Bill Athey

Personal information
- Full name: Charles William Jeffrey Athey
- Born: 27 September 1957 (age 68) Middlesbrough, North Riding of Yorkshire, England
- Height: 5 ft 11 in (1.80 m)
- Batting: Right-handed
- Bowling: Right-arm medium
- Role: Batsman

International information
- National side: England;
- Test debut (cap 487): 28 August 1980 v Australia
- Last Test: 26 July 1988 v West Indies
- ODI debut (cap 56): 20 August 1980 v West Indies
- Last ODI: 16 March 1988 v New Zealand

Career statistics
| Competition | Test | ODI |
| Matches | 23 | 31 |
| Runs scored | 919 | 848 |
| Batting average | 22.97 | 31.40 |
| 100s/50s | 1/4 | 2/4 |
| Top score | 123 | 142* |
| Balls bowled | 0 | 1 |
| Wickets | – | 0 |
| Bowling average | – | – |
| 5 wickets in innings | – | – |
| 10 wickets in match | – | – |
| Best bowling | – | – |
| Catches/stumpings | 13/– | 16/– |

Medal record
Men's Cricket
Representing England
ICC Cricket World Cup
| Runner-up | 1987 India and Pakistan |  |
- Source: CricInfo, 12 September 2010

= Bill Athey =

English cricketer

Charles William Jeffrey Athey (born 27 September 1957) is a retired English first-class cricketer, who played for England, and first-class cricket for Gloucestershire, Yorkshire and Sussex; he also played a solitary one-day game for Worcestershire. His bulldog spirit was exemplified by the Union Jack tattooed on his arm. He played in 23 Test matches between 1980 and 1988, but scored more than 50 runs only five times in 41 innings. In 1990, Athey joined the rebel tour to South Africa. He was a part of the English squad which finished as runners-up at the 1987 Cricket World Cup.

==Domestic career==
He made his debut for his native Yorkshire in 1976, before moving to Gloucestershire in 1984. He captained the side in 1989, and scored four hundreds in successive innings while there. In 1993, he moved to Sussex, and passed the increasingly rare landmark of 25,000 first-class runs when he made an unbeaten century against Somerset in 1997.

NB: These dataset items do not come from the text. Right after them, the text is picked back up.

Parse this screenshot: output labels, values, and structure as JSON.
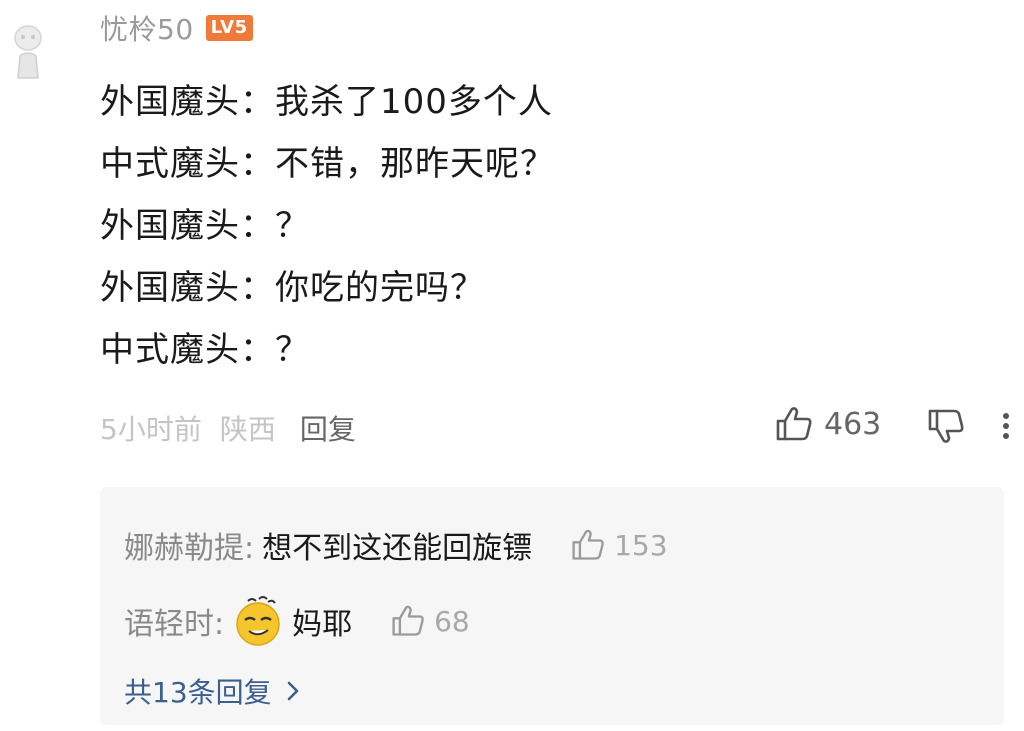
{
  "comment": {
    "username": "忧柃50",
    "level_badge": "LV5",
    "lines": [
      "外国魔头：我杀了100多个人",
      "中式魔头：不错，那昨天呢？",
      "外国魔头：？",
      "外国魔头：你吃的完吗？",
      "中式魔头：？"
    ],
    "time": "5小时前",
    "location": "陕西",
    "reply_label": "回复",
    "like_count": "463",
    "icons": {
      "like": "thumbs-up-icon",
      "dislike": "thumbs-down-icon",
      "more": "vertical-ellipsis-icon"
    }
  },
  "replies": [
    {
      "author": "娜赫勒提:",
      "text": "想不到这还能回旋镖",
      "like_count": "153"
    },
    {
      "author": "语轻时:",
      "emoji": "smirking-face-emoji",
      "text": "妈耶",
      "like_count": "68"
    }
  ],
  "replies_footer": {
    "label": "共13条回复",
    "icon": "chevron-right-icon"
  },
  "colors": {
    "level_badge": "#f07a3a",
    "link_blue": "#3b5f8f",
    "reply_bg": "#f6f6f6"
  }
}
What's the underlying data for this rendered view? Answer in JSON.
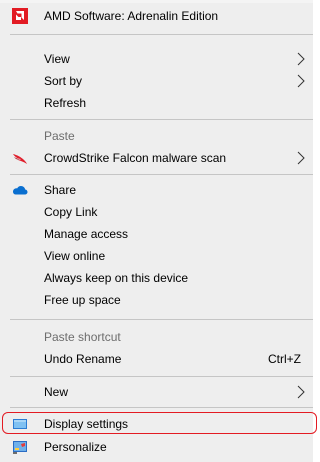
{
  "menu": {
    "items": [
      {
        "label": "AMD Software: Adrenalin Edition",
        "icon": "amd-logo-icon"
      },
      {
        "label": "View",
        "submenu": true
      },
      {
        "label": "Sort by",
        "submenu": true
      },
      {
        "label": "Refresh"
      },
      {
        "label": "Paste",
        "disabled": true
      },
      {
        "label": "CrowdStrike Falcon malware scan",
        "icon": "crowdstrike-falcon-icon",
        "submenu": true
      },
      {
        "label": "Share",
        "icon": "onedrive-cloud-icon"
      },
      {
        "label": "Copy Link"
      },
      {
        "label": "Manage access"
      },
      {
        "label": "View online"
      },
      {
        "label": "Always keep on this device"
      },
      {
        "label": "Free up space"
      },
      {
        "label": "Paste shortcut",
        "disabled": true
      },
      {
        "label": "Undo Rename",
        "shortcut": "Ctrl+Z"
      },
      {
        "label": "New",
        "submenu": true
      },
      {
        "label": "Display settings",
        "icon": "display-monitor-icon",
        "highlighted": true
      },
      {
        "label": "Personalize",
        "icon": "personalize-icon"
      }
    ]
  },
  "colors": {
    "menu_background": "#eeeeee",
    "separator": "#c5c5c5",
    "disabled_text": "#6d6d6d",
    "highlight_ring": "#e31b23",
    "amd_red": "#e21b23",
    "onedrive_blue": "#0a6fd0"
  }
}
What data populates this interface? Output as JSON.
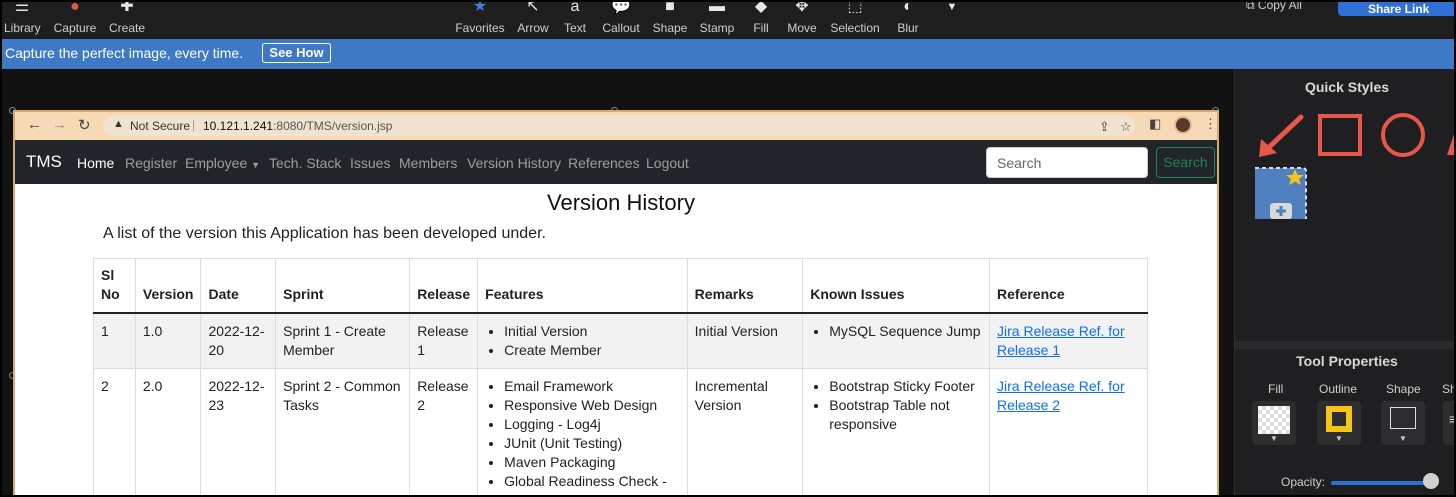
{
  "toolbar": {
    "left_items": [
      {
        "label": "Library",
        "icon": "menu-icon"
      },
      {
        "label": "Capture",
        "icon": "record-icon"
      },
      {
        "label": "Create",
        "icon": "plus-icon"
      }
    ],
    "tools": [
      {
        "label": "Favorites",
        "icon": "star-icon"
      },
      {
        "label": "Arrow",
        "icon": "arrow-icon"
      },
      {
        "label": "Text",
        "icon": "text-icon"
      },
      {
        "label": "Callout",
        "icon": "callout-icon"
      },
      {
        "label": "Shape",
        "icon": "shape-icon"
      },
      {
        "label": "Stamp",
        "icon": "stamp-icon"
      },
      {
        "label": "Fill",
        "icon": "fill-icon"
      },
      {
        "label": "Move",
        "icon": "move-icon"
      },
      {
        "label": "Selection",
        "icon": "selection-icon"
      },
      {
        "label": "Blur",
        "icon": "blur-icon"
      }
    ],
    "copy_all": "Copy All",
    "share_link": "Share Link"
  },
  "banner": {
    "text": "Capture the perfect image, every time.",
    "button": "See How"
  },
  "browser": {
    "security": "Not Secure",
    "url_host": "10.121.1.241",
    "url_path": ":8080/TMS/version.jsp"
  },
  "navbar": {
    "brand": "TMS",
    "links": [
      "Home",
      "Register",
      "Employee",
      "Tech. Stack",
      "Issues",
      "Members",
      "Version History",
      "References",
      "Logout"
    ],
    "search_placeholder": "Search",
    "search_button": "Search"
  },
  "page": {
    "title": "Version History",
    "subtitle": "A list of the version this Application has been developed under.",
    "columns": [
      "Sl No",
      "Version",
      "Date",
      "Sprint",
      "Release",
      "Features",
      "Remarks",
      "Known Issues",
      "Reference"
    ],
    "rows": [
      {
        "sl": "1",
        "version": "1.0",
        "date": "2022-12-20",
        "sprint": "Sprint 1 - Create Member",
        "release": "Release 1",
        "features": [
          "Initial Version",
          "Create Member"
        ],
        "remarks": "Initial Version",
        "issues": [
          "MySQL Sequence Jump"
        ],
        "reference": "Jira Release Ref. for Release 1"
      },
      {
        "sl": "2",
        "version": "2.0",
        "date": "2022-12-23",
        "sprint": "Sprint 2 - Common Tasks",
        "release": "Release 2",
        "features": [
          "Email Framework",
          "Responsive Web Design",
          "Logging - Log4j",
          "JUnit (Unit Testing)",
          "Maven Packaging",
          "Global Readiness Check -"
        ],
        "remarks": "Incremental Version",
        "issues": [
          "Bootstrap Sticky Footer",
          "Bootstrap Table not responsive"
        ],
        "reference": "Jira Release Ref. for Release 2"
      }
    ]
  },
  "panel": {
    "quick_styles_title": "Quick Styles",
    "tool_properties_title": "Tool Properties",
    "props": [
      "Fill",
      "Outline",
      "Shape",
      "Sh"
    ],
    "opacity_label": "Opacity:",
    "opacity_value": 0.95,
    "accent_color": "#e8574a",
    "highlight_color": "#f5c518"
  }
}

At the end of that season he joined Worcestershire as coach, having 'retired' from playing, though in spite of his status he did play several times for the Second XI and once (in 1999) in a National League game. He left New Road at the end of 2000. He played 467 first-class matches and batted 784 times with 71 not outs. He scored 25,453 first-class runs, with a best of 184, at an average of 35.69, with 55 centuries and 126 fifties. He took 429 catches, and 2 stumpings on his rare ventures behind the stumps. In 459 List A one-day matches, he scored 13,240 runs, with a top score of 142 not out at an average of 33.86, scoring 12 centuries, 89 fifties, and taking 171 catches and one stumping. He also played Minor Counties cricket for Suffolk.

==International career==
He was a middle order batsman by inclination, but found greatest success at Test level as an opener. Selected for the 1986/87 tour of Australia as middle order cover, he ended up opening in all five Tests with Chris Broad. His top score was 96 in Perth. In the 1987 summer, he was initially meant to revert to the middle order, but an injury to Broad meant that he opened in the first Test with Tim Robinson. However, in the second Test he reverted to number three, and made his only Test hundred at Lord's.

He missed only one of twenty Test matches from 1986 to 1988. Nevertheless, his 23 Test appearances were spread over eight years. He made his debut in the Centenary Test at Lord's in 1980, and eight years later appeared in the Bicentennial Test in Sydney, along with fellow survivors John Emburey and Mike Gatting.

Although never thought of as a one-day player, Athey hit two centuries in One Day Internationals, and top-scored for England before being run out in their Cricket World Cup final defeat against Australia at Calcutta in 1987. He was suspended for playing in South Africa in 1990, but the suspension was remitted two years later when South Africa rejoined the world game.

==After cricket==
Athey now works at Dulwich College school in South London, as the First XI Cricket Coach. He also takes the Second XI football team, and is house master of Old Blew, one of the four Dulwich College boarding houses.

Athey also played football and was on the books of Brentford Reserves in the early 1980s. He also played football for Ringmer FC whiles playing cricket for Sussex in the 90's

==Personal life==
Politically, Athey is a Conservative, and once appeared on stage at a Conservative Party conference in the 1980s alongside England teammate John Emburey.